For many years no attempt was made to form a territorial government in Alaska, and the country remained in charge of the military forces of the United States. In 1883, Lieutenant Schwatka determined to conduct an exploring expedition into the interior, for the purpose of gaining such information of the country and its wild inhabitants as would be of assistance to the soldiers stationed there. This expedition did not have the support of Congress and was kept as secret as possible. Lieutenant Schwatka feared that, if attention were attracted to the expedition, Congress would forbid its departure.

All Schwatka’s plans worked well. With six companions he left Portland, Oregon, at midnight, May 22, and sailed northward, taking the inland route to Alaska. The inland route consists of a channel which lies between the coast of Washington and British Columbia and southeastern Alaska and the line of islands which lie off that coast.

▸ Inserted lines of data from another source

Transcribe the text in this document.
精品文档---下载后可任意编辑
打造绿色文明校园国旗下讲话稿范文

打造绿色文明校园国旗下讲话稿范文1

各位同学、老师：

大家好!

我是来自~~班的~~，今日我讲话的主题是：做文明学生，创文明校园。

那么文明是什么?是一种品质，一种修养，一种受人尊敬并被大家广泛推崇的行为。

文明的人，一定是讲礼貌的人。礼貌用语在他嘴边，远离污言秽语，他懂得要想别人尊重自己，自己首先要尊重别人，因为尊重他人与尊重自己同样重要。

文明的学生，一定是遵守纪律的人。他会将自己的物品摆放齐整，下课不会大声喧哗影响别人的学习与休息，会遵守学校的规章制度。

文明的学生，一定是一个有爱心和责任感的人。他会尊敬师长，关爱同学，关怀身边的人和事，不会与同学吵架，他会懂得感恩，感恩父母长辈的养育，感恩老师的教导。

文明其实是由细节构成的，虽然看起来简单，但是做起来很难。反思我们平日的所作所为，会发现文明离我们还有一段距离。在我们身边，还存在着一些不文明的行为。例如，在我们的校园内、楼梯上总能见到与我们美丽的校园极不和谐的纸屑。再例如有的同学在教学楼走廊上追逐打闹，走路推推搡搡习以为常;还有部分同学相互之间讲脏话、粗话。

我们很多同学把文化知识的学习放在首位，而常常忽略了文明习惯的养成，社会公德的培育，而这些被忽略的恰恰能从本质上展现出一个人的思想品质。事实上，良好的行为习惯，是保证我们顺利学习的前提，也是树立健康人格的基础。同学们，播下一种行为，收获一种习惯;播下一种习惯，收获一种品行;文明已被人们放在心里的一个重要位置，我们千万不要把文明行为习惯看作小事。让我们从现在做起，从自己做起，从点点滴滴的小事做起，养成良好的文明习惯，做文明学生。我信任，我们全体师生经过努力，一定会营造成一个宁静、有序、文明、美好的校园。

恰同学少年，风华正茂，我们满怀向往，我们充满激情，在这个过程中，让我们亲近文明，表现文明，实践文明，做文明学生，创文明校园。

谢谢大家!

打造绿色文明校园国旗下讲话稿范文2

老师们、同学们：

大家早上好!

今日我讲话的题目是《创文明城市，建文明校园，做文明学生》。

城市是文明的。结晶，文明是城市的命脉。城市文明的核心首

Sitka, then the capital of Alaska, was reached in a little more than a week, and two days later the ship dropped anchor in a pretty port called Pyramid harbor, near the mouth of the Chilkat river. The villages of the Chilkat Indians, consisting of from fifteen to fifty houses each, are built along this river. At these villages Lieutenant Schwatka secured the services of about sixty Indians to go with him on his journey.

Sitka, Alaska, in 1880.

The party started over a good trail and soon reached Haines’s mission on Chilkoot inlet. Here more Indians were added to the number already employed, and the tramp began over the mountains to the head waters of the Yukon. At first the party traveled through a riverlike channel between high, steep mountains, which were covered nearly to the top with pine, cedar, and spruce trees. The summits were covered with snow and ice, which melted and formed cascades and torrents, and rushed down the slopes, dashing over precipices and flinging spray in all directions.

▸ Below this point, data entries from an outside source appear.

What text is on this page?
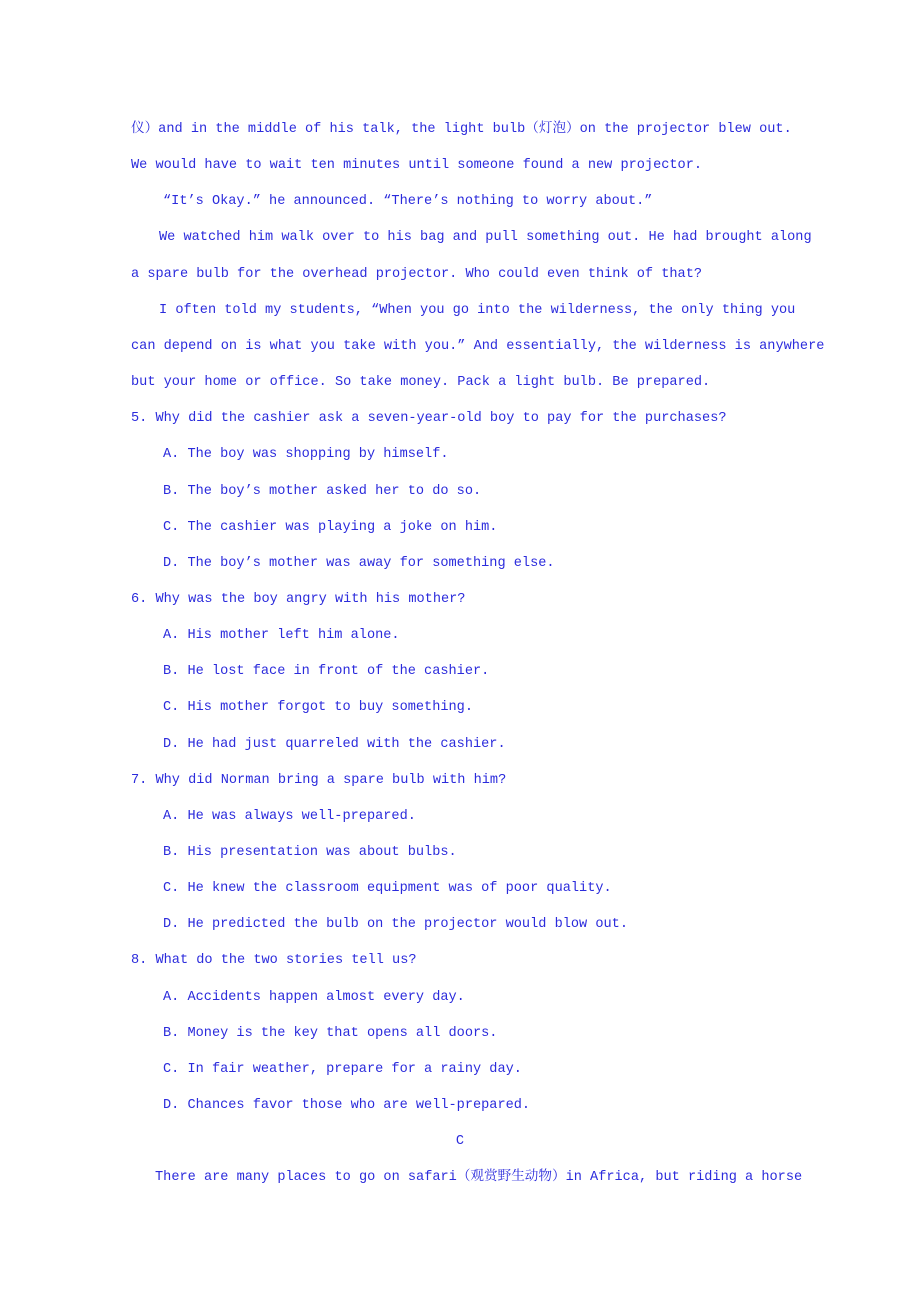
仪）and in the middle of his talk, the light bulb（灯泡）on the projector blew out.
We would have to wait ten minutes until someone found a new projector.
“It’s Okay.” he announced. “There’s nothing to worry about.”
We watched him walk over to his bag and pull something out. He had brought along
a spare bulb for the overhead projector. Who could even think of that?
I often told my students, “When you go into the wilderness, the only thing you
can depend on is what you take with you.” And essentially, the wilderness is anywhere
but your home or office. So take money. Pack a light bulb. Be prepared.
5. Why did the cashier ask a seven-year-old boy to pay for the purchases?
A. The boy was shopping by himself.
B. The boy’s mother asked her to do so.
C. The cashier was playing a joke on him.
D. The boy’s mother was away for something else.
6. Why was the boy angry with his mother?
A. His mother left him alone.
B. He lost face in front of the cashier.
C. His mother forgot to buy something.
D. He had just quarreled with the cashier.
7. Why did Norman bring a spare bulb with him?
A. He was always well-prepared.
B. His presentation was about bulbs.
C. He knew the classroom equipment was of poor quality.
D. He predicted the bulb on the projector would blow out.
8. What do the two stories tell us?
A. Accidents happen almost every day.
B. Money is the key that opens all doors.
C. In fair weather, prepare for a rainy day.
D. Chances favor those who are well-prepared.
C
There are many places to go on safari（观赏野生动物）in Africa, but riding a horse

This journey brought them to the mouth of a river called the Dayay, where they camped. Schwatka now explained his plan to his Indian guides. He told them that when he should reach the Yukon, he intended to build a raft and float down the great river to its mouth. The Indians were astonished at this bold project. They ridiculed the idea, saying that no raft could make such a journey. There were lakes to pass through, they said, and miles of raging rapids, which would twist and tear any raft to pieces. But Schwatka paid no attention to their opinions. He kept steadily on his way, and the journey continued pleasant and easy through the Dayay river.

On June 10, the course lay over the spurs of the mountains, and travel became difficult. The trail was up and down hill, over huge trunks of fallen trees, and through boggy swamps. Each man carried one hundred pounds of luggage on his back, and when he sank into a bog up to his knees, it was far from easy to get out.

The snow line reached, the ascent of the pass over the Coast range was begun. Behind one another, in single file, the men scrambled up precipices and through valleys. Sometimes they crawled along on their hands and knees, often using their teeth to grasp a dwarf bush. In many places a single misstep would have resulted in death, but they persevered and at length succeeded in crossing the mountains without accident.